AT ONLY 13 years of age, Kirsten Dodgen is already a world champion.

The Elim Christian College student is a member of Hip Hop International junior division world champion crew Bubblegum.

TOP GIRL: Kirsten Dodgen with her medal for winning the junior division of the Hip Hop International world championships. Times photo Wayne Martin.

 

Teams from 40 countries descended on Las Vegas last month for the 10th anniversary of the event.

Bubblegum were joined by varsity team Sorority and megacrew The Royal Family as first-place getters in their divisions. All of the crews rehearse at The Palace Studio and are led by choreographer Parris Goebel.

Kirsten, who lives in East Tamaki, has been trained in a number of dance styles but hip hop is where her heart is.

“Hip hop is my passion,” says the Year 9 student. “I can’t stop dancing, it’s like I go into a different world.”

Bubblegum is made up of eight boys and girls aged 10 to 13. Kirsten had wanted to join the crew since it placed fifth at last year’s event.

To improve on that result, the dancers train for six hours each Saturday which was then ramped up to daily sessions leading into the championships.

“It all paid off on the stage,” Kirsten says. “We earned the highest ever junior score and one of the highest scores on the night – 8.37 out of 10.”

The group performed one song in which they mixed four different styles – whacking, locking, popping and new jack.

“Whacking is movements with your arms while keeping your posture straight,” Kirsten says. “Popping is more precise and making sure your moves are on point.”

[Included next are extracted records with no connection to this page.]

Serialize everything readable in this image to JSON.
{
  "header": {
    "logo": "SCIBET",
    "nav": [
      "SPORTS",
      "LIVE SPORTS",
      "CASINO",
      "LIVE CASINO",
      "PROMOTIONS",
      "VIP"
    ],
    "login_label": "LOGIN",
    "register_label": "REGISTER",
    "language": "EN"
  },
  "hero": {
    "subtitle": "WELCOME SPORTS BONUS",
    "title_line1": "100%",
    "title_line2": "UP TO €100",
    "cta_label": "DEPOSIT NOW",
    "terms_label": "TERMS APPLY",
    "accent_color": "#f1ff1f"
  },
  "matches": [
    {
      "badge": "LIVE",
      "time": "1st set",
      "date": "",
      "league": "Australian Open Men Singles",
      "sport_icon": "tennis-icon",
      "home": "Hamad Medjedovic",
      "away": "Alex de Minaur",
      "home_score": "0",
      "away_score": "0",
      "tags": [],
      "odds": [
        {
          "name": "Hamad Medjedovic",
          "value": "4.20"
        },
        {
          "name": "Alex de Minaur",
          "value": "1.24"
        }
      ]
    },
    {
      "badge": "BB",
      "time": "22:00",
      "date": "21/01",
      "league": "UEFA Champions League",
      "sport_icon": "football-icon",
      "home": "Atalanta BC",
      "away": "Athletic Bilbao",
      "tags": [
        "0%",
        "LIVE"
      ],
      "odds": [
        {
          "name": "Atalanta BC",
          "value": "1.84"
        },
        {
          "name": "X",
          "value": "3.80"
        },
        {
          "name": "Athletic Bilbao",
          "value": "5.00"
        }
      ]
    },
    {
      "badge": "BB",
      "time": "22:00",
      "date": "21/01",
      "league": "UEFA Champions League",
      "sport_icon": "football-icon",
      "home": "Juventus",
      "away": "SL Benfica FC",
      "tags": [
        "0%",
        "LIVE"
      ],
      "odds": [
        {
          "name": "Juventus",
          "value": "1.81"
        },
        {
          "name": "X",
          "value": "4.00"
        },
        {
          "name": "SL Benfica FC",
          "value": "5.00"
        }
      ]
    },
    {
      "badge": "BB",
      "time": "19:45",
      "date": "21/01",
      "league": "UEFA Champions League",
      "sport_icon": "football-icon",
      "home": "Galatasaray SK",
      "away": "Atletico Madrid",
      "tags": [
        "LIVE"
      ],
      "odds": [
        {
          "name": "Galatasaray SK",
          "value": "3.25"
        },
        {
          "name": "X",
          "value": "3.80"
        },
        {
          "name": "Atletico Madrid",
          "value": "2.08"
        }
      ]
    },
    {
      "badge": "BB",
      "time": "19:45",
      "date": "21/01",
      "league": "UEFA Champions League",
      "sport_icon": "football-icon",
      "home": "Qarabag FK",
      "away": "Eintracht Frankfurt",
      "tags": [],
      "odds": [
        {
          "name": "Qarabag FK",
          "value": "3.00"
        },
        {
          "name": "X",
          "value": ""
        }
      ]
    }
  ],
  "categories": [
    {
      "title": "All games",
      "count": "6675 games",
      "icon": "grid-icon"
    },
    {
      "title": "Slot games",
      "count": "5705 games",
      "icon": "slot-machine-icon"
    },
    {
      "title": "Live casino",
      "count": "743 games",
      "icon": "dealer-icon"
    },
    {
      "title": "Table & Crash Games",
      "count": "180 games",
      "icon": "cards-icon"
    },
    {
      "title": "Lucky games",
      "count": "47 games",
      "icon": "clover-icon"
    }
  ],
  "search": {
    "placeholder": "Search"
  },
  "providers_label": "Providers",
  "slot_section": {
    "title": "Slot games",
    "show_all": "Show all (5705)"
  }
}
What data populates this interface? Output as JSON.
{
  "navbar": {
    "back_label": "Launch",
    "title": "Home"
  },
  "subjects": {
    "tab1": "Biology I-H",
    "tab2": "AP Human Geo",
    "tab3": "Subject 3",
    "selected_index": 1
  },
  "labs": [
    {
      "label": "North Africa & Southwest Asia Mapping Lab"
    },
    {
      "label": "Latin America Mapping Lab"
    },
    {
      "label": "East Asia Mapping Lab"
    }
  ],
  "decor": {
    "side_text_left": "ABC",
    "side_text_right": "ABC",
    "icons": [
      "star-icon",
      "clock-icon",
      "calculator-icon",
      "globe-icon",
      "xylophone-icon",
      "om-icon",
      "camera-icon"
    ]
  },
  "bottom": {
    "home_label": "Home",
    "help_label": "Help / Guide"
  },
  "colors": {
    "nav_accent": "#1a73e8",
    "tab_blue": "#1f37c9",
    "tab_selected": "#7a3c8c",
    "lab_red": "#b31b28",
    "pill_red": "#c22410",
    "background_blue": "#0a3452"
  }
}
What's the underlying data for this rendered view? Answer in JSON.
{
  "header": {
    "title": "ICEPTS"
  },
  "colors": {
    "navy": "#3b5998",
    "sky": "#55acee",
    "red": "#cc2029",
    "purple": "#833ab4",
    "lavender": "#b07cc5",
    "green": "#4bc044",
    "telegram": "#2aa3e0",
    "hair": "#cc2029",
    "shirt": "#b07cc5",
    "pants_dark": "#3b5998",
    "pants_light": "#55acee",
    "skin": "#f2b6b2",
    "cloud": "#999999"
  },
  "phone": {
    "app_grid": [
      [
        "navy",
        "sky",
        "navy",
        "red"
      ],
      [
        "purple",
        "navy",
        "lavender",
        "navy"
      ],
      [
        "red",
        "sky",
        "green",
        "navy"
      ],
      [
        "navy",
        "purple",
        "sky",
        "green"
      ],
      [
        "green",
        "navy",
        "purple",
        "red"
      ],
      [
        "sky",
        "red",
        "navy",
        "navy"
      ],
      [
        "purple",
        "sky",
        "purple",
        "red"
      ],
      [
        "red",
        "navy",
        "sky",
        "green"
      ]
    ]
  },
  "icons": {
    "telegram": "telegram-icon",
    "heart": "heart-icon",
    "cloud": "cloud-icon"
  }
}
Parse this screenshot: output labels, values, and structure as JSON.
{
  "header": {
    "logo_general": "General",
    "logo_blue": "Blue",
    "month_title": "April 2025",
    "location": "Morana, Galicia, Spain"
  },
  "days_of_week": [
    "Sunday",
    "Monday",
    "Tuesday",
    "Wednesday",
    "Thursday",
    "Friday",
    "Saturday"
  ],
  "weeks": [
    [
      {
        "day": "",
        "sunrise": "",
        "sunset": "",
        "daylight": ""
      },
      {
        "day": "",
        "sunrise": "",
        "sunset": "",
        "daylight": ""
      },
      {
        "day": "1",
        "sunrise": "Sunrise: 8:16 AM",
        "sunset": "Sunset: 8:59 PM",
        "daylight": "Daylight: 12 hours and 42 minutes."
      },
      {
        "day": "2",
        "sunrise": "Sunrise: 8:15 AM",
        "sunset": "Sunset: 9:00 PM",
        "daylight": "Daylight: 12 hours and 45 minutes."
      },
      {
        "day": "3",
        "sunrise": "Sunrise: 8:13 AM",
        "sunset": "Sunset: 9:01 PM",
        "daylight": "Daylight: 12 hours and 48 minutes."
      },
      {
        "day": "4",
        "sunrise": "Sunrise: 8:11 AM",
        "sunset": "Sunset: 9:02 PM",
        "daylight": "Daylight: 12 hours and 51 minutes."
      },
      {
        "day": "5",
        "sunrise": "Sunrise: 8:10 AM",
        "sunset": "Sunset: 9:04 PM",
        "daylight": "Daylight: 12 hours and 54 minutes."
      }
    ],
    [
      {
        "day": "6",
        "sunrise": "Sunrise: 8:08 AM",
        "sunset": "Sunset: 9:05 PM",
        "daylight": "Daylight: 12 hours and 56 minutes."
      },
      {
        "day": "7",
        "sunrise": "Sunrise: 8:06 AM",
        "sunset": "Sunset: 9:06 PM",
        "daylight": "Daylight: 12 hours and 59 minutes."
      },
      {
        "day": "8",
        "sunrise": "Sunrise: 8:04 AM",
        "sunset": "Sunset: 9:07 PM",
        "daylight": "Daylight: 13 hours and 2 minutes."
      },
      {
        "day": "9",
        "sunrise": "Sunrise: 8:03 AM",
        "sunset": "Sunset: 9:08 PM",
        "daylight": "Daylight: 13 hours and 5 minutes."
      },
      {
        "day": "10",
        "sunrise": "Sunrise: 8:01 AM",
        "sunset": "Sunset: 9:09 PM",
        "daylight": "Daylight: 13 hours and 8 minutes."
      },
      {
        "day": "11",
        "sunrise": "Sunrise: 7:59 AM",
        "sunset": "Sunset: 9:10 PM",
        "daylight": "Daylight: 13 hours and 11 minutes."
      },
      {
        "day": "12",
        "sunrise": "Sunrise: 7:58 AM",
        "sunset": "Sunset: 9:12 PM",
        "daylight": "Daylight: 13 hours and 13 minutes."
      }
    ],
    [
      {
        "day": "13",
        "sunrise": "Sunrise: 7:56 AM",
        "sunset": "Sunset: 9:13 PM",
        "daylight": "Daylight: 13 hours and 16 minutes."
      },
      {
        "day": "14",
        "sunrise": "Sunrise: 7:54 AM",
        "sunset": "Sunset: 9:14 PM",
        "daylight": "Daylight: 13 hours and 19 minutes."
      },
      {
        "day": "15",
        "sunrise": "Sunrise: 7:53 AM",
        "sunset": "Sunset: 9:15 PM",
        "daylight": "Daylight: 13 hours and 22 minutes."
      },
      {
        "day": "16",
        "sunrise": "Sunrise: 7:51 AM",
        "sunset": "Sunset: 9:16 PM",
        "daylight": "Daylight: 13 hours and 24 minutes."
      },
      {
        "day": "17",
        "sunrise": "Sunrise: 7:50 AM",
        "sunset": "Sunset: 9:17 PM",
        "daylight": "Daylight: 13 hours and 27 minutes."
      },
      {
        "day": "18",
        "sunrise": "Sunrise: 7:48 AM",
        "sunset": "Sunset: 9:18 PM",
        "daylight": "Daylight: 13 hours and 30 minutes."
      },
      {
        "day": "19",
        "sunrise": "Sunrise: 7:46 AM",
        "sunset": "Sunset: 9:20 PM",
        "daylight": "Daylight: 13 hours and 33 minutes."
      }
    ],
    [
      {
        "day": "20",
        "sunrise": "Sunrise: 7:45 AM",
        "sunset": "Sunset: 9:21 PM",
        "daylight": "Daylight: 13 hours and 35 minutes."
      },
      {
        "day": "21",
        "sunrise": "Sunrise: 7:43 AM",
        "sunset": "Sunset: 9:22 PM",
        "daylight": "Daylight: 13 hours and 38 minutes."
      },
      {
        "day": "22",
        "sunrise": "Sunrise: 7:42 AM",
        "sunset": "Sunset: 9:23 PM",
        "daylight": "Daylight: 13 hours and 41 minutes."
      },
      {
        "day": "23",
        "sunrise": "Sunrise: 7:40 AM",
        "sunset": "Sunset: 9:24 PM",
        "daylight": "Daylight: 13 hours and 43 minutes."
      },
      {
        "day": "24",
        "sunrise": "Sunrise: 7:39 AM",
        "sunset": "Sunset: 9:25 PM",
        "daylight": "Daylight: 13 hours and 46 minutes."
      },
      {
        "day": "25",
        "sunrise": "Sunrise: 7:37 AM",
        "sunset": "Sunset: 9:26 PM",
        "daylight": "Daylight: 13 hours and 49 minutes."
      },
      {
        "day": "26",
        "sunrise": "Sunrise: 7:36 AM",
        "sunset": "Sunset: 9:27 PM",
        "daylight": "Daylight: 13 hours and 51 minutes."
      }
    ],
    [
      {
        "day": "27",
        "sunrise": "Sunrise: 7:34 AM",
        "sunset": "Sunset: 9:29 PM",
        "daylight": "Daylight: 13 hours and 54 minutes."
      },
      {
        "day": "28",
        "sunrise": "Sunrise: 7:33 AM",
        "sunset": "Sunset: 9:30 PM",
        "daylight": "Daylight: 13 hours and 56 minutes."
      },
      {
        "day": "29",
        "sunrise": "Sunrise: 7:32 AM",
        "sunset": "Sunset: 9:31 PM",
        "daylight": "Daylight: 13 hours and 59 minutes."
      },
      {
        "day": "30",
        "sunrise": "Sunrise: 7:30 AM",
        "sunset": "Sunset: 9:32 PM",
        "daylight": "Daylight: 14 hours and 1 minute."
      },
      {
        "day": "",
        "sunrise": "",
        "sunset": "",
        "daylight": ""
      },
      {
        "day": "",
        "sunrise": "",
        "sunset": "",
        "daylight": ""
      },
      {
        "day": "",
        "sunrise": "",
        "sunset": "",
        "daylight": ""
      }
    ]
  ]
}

The trip was Kirsten’s second to the world champs. She placed sixth in 2008 with De Ja Vu before linking with Goebel and The Palace last year.

“Parris is one of the top people in hip hop in the world,” she says. “When I first joined, it was scary because I didn’t know what her expectations would be.”

The taskmaster’s gruelling training regime worked wonders as the team won each preliminary round by a big margin, including a defeat of last year’s winners from Japan.

“It was mind-blowing,” says Kirsten. “When we won, the other crews and some of the judges were saying, ‘you’re so good, I can’t believe you come from a small country like New Zealand’.”